Dishonesty, Greed and Hypocrisy in Corporate America
[14:47] nearlyhorizontal: Later, although not before our tale is concluded, Harken itself would turn into a company with troubles of its own. But while it appeared healthy, Harken extended generous stock options to the son of President George H. W. Bush. Then the fancy accounting began.
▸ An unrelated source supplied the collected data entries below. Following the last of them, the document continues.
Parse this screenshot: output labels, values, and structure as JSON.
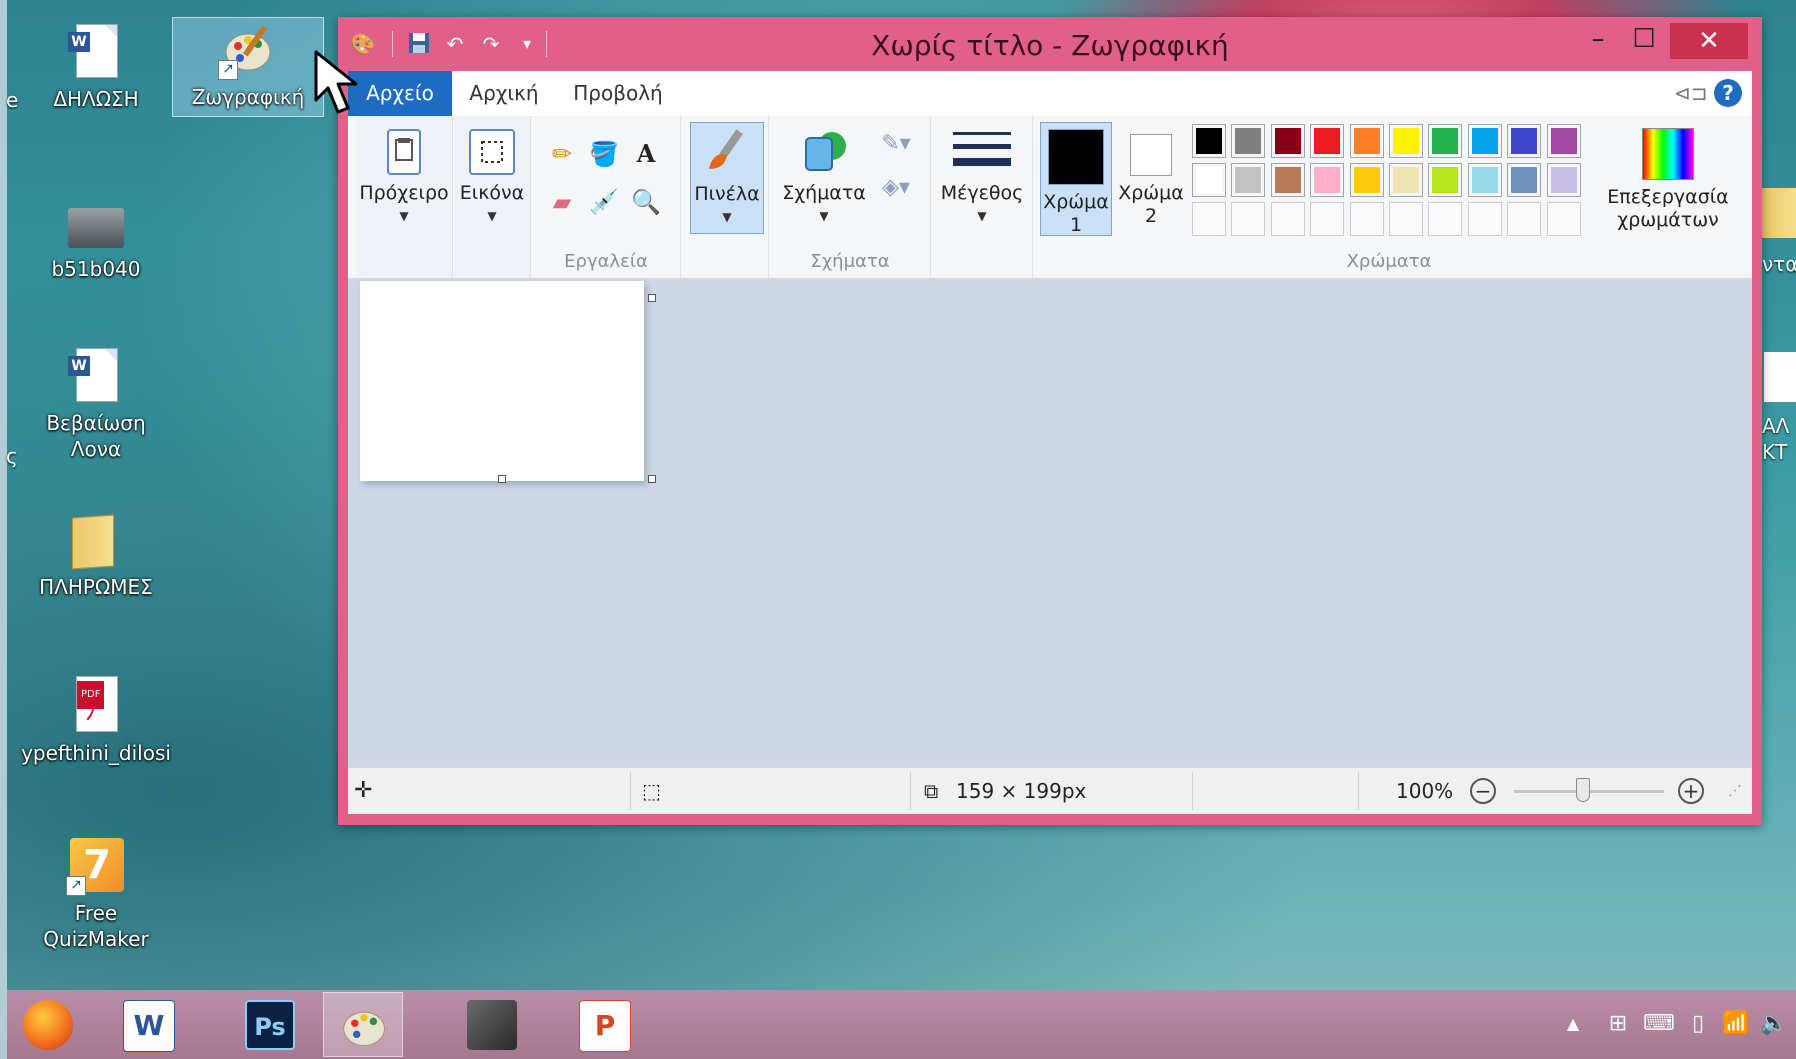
{
  "desktop": {
    "icons": [
      {
        "label": "ΔΗΛΩΣΗ"
      },
      {
        "label": "Ζωγραφική"
      },
      {
        "label": "b51b040"
      },
      {
        "label": "Βεβαίωση Λονα"
      },
      {
        "label": "ΠΛΗΡΩΜΕΣ"
      },
      {
        "label": "ypefthini_dilosi"
      },
      {
        "label": "Free QuizMaker"
      }
    ],
    "edge_left": [
      "e",
      "ς"
    ],
    "edge_right": [
      "ντα",
      "ΑΛ",
      "ΚΤ"
    ]
  },
  "window": {
    "title": "Χωρίς τίτλο - Ζωγραφική",
    "minimize": "–",
    "maximize": "☐",
    "close": "✕"
  },
  "tabs": {
    "file": "Αρχείο",
    "home": "Αρχική",
    "view": "Προβολή"
  },
  "ribbon": {
    "clipboard": "Πρόχειρο",
    "image": "Εικόνα",
    "tools_group": "Εργαλεία",
    "brushes": "Πινέλα",
    "shapes": "Σχήματα",
    "shapes_group": "Σχήματα",
    "size": "Μέγεθος",
    "color1": "Χρώμα",
    "color1_num": "1",
    "color2": "Χρώμα",
    "color2_num": "2",
    "edit_colors_1": "Επεξεργασία",
    "edit_colors_2": "χρωμάτων",
    "colors_group": "Χρώματα"
  },
  "palette": {
    "row1": [
      "#000000",
      "#7f7f7f",
      "#880015",
      "#ed1c24",
      "#ff7f27",
      "#fff200",
      "#22b14c",
      "#00a2e8",
      "#3f48cc",
      "#a349a4"
    ],
    "row2": [
      "#ffffff",
      "#c3c3c3",
      "#b97a57",
      "#ffaec9",
      "#ffc90e",
      "#efe4b0",
      "#b5e61d",
      "#99d9ea",
      "#7092be",
      "#c8bfe7"
    ]
  },
  "status": {
    "canvas_size": "159 × 199px",
    "zoom": "100%"
  }
}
Paul Krugman has reported in the New York Times that it involved creating a dummy entity to serve as paper front to then purchase "some of the firm's assets at unrealistically high prices, creating a phantom profit that inflates the stock price, allowing the executives to cash in their stock."
[14:47] nearlyhorizontal: Here is Krugman's description of what happened at Harken Energy, a description which has subsequently been reported all over the nation. "A group of insiders, using money borrowed from Harken itself, paid an exorbitant price for a Harken subsidiary, Aloha Petroleum. That created a $10 million phantom profit, which hid three-quarters of the company's losses in 1989."
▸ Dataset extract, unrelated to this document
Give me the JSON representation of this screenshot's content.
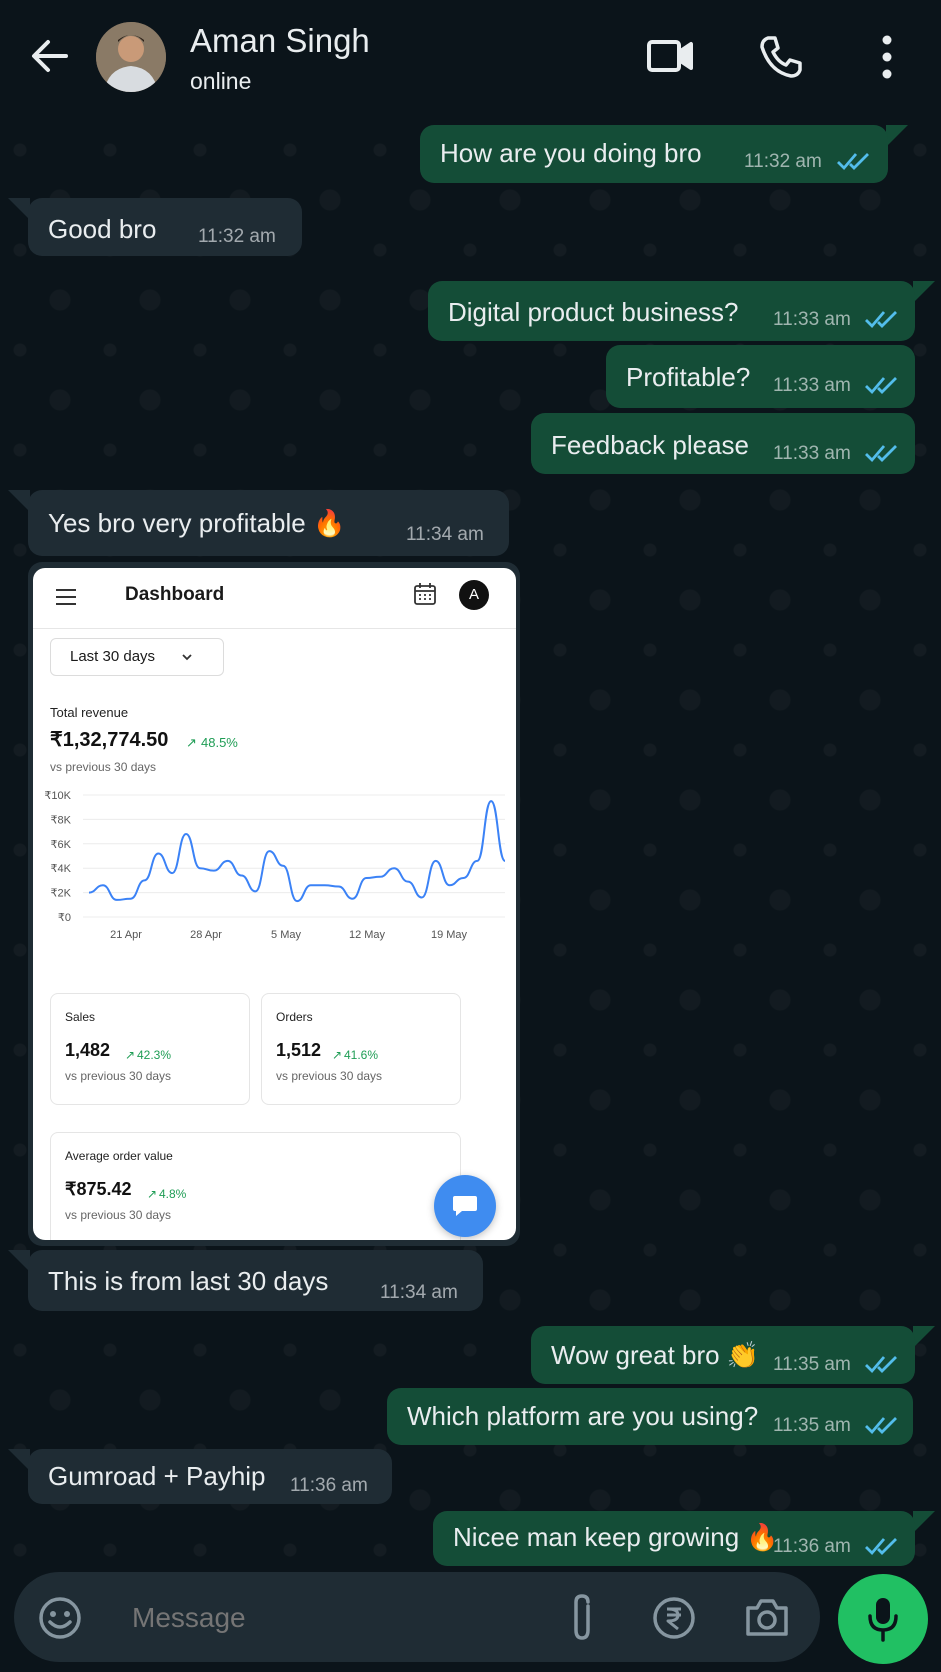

[14:47] nearlyhorizontal: Once Harken's stock price was inflated by means of this maneuver - significantly, Arthur Anderson was the accounting firm, and Mr. Bush was on Harken's audit committee - Mr. Bush was able to sell his shares at a large profit shortly before the price of Harken stock dropped substantially. To be specific, on June 22, 1990, Mr. Bush, a director of Harken, sold 212,140 shares for $4 a share, for a total of $848,000. Two months later, on August 20, Harken announced a loss of $23.2 million; on that day its share price dropped 20 percent to $2.375. It closed the year at $1 a share.